In this issue of the journal Economics, seven articles connected with Asian studies are published, in which the authors consider selected economic and social problems in the Asia-Pacific region.
The publication opens with the article by Bogusława Skulska and Sebastian Bobowski entitled “Clustering in East Asia – implications of Japan’s industrial development model”. The authors present the phenomenon of clustering, which – driven by the open, liberal course of regional economies in East Asia – has contributed to the massive inflow of foreign direct investment and to the formation of networks involving local small and medium enterprises (SMEs), the birthplace of which was Japan. The traditional orientation of industrial policy on competitiveness has been replaced by an orientation on innovation, which contributed to the dynamic development of the countries located in this region.
The importance of cluster development for the economies of both developed (Japan) and emerging (China) countries in East Asia is also seen by Anna Jankowiak in the paper “The specificity of clusters in the Asian economies”. The author emphasises correctly that they contribute to improved competitiveness, increased innovation, and new products, businesses and jobs creation. Clusters, with their characteristics, combine the activities of entrepreneurs, government and scientific entities, thus contribute to the rapid growth of local economies and create links between them. Therefore, they are a very important factor in shaping contemporary Asian regionalism.
The transformation of Asian regionalism using the example of the ASEAN is the point of interest of Karolina Klecha-Tylec, who in the article entitled “ASEAN towards the transformation of East Asian regionalism” presents the activities undertaken by the Association of Southeast Asian Nations member states in order to maintain their important role in East Asia. Today, these countries, despite their enormous economic and political diversity, face the necessity of taking joint action to prevent their marginalisation (not only in regional relations, but also on the global scale).

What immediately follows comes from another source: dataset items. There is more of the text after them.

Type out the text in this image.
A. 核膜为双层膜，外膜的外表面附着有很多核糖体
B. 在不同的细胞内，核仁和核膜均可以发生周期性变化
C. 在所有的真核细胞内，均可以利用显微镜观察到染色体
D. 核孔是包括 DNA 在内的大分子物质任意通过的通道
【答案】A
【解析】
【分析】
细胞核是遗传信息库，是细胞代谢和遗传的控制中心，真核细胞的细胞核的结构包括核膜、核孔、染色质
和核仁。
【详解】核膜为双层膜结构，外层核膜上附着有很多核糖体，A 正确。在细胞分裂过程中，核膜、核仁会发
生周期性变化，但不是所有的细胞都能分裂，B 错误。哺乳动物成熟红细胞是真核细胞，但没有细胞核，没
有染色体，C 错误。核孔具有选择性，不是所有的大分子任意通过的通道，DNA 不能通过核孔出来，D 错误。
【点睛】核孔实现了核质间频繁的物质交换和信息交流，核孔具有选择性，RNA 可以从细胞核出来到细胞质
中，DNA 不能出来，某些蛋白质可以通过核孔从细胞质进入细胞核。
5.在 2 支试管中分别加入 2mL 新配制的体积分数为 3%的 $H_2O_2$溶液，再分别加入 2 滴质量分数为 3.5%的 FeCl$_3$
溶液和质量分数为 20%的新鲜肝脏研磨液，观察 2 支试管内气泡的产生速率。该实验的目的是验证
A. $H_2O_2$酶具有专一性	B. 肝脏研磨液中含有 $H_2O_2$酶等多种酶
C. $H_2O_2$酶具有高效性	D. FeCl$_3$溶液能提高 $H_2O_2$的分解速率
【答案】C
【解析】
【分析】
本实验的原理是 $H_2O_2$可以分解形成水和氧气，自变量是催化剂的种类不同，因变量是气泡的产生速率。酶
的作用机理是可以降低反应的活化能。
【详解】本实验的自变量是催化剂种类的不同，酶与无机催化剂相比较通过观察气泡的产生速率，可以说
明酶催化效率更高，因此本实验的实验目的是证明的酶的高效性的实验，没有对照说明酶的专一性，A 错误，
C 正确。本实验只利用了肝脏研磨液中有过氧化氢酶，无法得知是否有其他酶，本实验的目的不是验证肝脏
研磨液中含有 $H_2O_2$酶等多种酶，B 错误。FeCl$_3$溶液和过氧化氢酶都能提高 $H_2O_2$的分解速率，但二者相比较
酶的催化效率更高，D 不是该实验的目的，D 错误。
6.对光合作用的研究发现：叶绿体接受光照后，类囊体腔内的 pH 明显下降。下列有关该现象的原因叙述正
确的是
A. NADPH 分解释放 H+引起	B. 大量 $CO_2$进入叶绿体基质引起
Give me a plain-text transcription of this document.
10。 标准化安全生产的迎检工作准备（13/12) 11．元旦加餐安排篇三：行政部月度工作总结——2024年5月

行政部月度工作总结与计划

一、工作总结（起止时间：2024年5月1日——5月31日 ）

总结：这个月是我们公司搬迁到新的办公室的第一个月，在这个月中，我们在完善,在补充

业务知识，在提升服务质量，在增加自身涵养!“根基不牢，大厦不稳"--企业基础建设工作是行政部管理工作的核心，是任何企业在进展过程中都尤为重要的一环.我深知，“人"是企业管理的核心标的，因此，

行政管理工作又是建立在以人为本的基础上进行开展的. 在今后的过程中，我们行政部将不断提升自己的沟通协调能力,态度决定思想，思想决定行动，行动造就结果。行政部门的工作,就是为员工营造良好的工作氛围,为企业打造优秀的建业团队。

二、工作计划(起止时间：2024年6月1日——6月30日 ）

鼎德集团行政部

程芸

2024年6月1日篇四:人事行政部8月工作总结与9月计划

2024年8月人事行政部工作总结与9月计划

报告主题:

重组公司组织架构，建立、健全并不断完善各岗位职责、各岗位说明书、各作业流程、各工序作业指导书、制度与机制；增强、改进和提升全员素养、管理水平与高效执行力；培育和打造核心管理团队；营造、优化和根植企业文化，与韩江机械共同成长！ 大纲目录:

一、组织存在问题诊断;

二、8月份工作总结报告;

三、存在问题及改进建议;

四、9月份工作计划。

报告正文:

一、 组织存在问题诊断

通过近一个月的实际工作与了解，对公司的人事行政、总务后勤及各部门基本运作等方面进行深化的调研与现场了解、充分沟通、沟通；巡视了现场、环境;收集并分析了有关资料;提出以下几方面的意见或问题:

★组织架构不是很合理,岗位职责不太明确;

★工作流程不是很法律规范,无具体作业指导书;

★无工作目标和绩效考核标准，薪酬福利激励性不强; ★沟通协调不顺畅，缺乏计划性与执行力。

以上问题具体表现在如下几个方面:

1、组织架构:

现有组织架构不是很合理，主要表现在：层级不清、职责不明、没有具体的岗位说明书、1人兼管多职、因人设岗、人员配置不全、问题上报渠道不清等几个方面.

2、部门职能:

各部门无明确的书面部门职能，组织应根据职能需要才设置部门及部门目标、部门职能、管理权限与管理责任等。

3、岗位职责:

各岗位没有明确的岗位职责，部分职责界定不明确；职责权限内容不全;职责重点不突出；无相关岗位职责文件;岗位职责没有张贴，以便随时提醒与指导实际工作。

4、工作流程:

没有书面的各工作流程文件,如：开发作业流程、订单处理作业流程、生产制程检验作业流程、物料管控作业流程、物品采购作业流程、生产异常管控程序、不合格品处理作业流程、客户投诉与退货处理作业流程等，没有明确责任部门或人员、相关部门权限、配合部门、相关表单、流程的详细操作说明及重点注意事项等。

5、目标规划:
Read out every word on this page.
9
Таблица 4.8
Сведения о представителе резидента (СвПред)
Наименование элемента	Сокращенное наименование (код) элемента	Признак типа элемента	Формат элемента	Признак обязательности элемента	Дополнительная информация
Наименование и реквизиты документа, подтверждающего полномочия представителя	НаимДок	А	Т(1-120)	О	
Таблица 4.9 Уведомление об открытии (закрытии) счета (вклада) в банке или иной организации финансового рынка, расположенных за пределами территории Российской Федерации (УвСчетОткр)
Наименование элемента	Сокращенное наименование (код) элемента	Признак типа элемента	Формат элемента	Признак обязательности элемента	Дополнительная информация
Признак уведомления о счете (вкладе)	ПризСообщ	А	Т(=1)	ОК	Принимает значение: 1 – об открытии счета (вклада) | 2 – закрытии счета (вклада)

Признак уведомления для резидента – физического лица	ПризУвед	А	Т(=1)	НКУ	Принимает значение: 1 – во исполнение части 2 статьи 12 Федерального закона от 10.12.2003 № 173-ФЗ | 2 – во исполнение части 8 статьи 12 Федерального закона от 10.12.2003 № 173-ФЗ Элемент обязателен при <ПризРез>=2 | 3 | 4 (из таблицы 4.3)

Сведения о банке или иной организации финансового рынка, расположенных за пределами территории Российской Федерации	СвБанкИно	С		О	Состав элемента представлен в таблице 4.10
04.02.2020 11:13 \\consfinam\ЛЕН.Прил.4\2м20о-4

In the article by Susanne Rodemeier under the inspiring title “‘Everyone is a potential leader’. Attractiveness of a charismatic Church in Solo, Java (Indonesia)” we find reflections on the Church’s influence on the organisation of the society in Solo, on the island of Java (Indonesia). The author shows in how many ways the role of an individual in society can be perceived in various Churches, and also tries to answer the question: What factors caused the local population to be increasingly interested in the activities of the Family of God Church?
The presentation of the non-material contribution of India to the global development aid system is made by Marcin Nowik in the article “Development policy in India – between theory and practice”. The author points out that today India – as a developing country – is not just a donor but also an active player in the area of aid concept development. The country does not only implement externally imposed economic policy, but also modifies it according to its own local needs and participates in its creation on a partnership basis.
The alternative investment market may constitute an advantageous proposition as a place of capital location in times of the global financial crisis. Magdalena Broszkiewicz, in the article “Alternative investment in China a solution for investment at the time of modern financial crisis”, shows that because of the favourable economic situation and projections of markets’ growth (including capital markets) in the Asia-Pacific region, the location is worth the investment. She emphasises that China’s market is particularly interesting because of a variety of alternative investments (real estate, wine, jewellery, agricultural raw materials) and the high savings rate of Chinese society. It is now believed that the most important alternative investment in China is gold.
The significance of the outward foreign direct investment promotion for emerging markets is the subject of the article by Aleksandra Kuźmińska-Haberla, entitled: “Promotion of outward FDI in emerging markets – the example of South Korea”. The author, on the basis of an analysis of policies and instruments of Korean foreign investment promotion, notes that they bring benefits to a country’s economic growth. She also indicates that the solutions used in South Korea could be employed in Polish conditions.
The diversity of the issues presented in the articles should increase the attractiveness of the recommended publication, which as a consequence will give the authors of individual studies a chance to verify the results of their research through the opinion of the most important reviewers, i.e. the readers.
In providing the readers with this volume of the journal, containing papers devoted to Asian studies, I hope that the contents will be an inspiration for further research and will popularise the subject matter.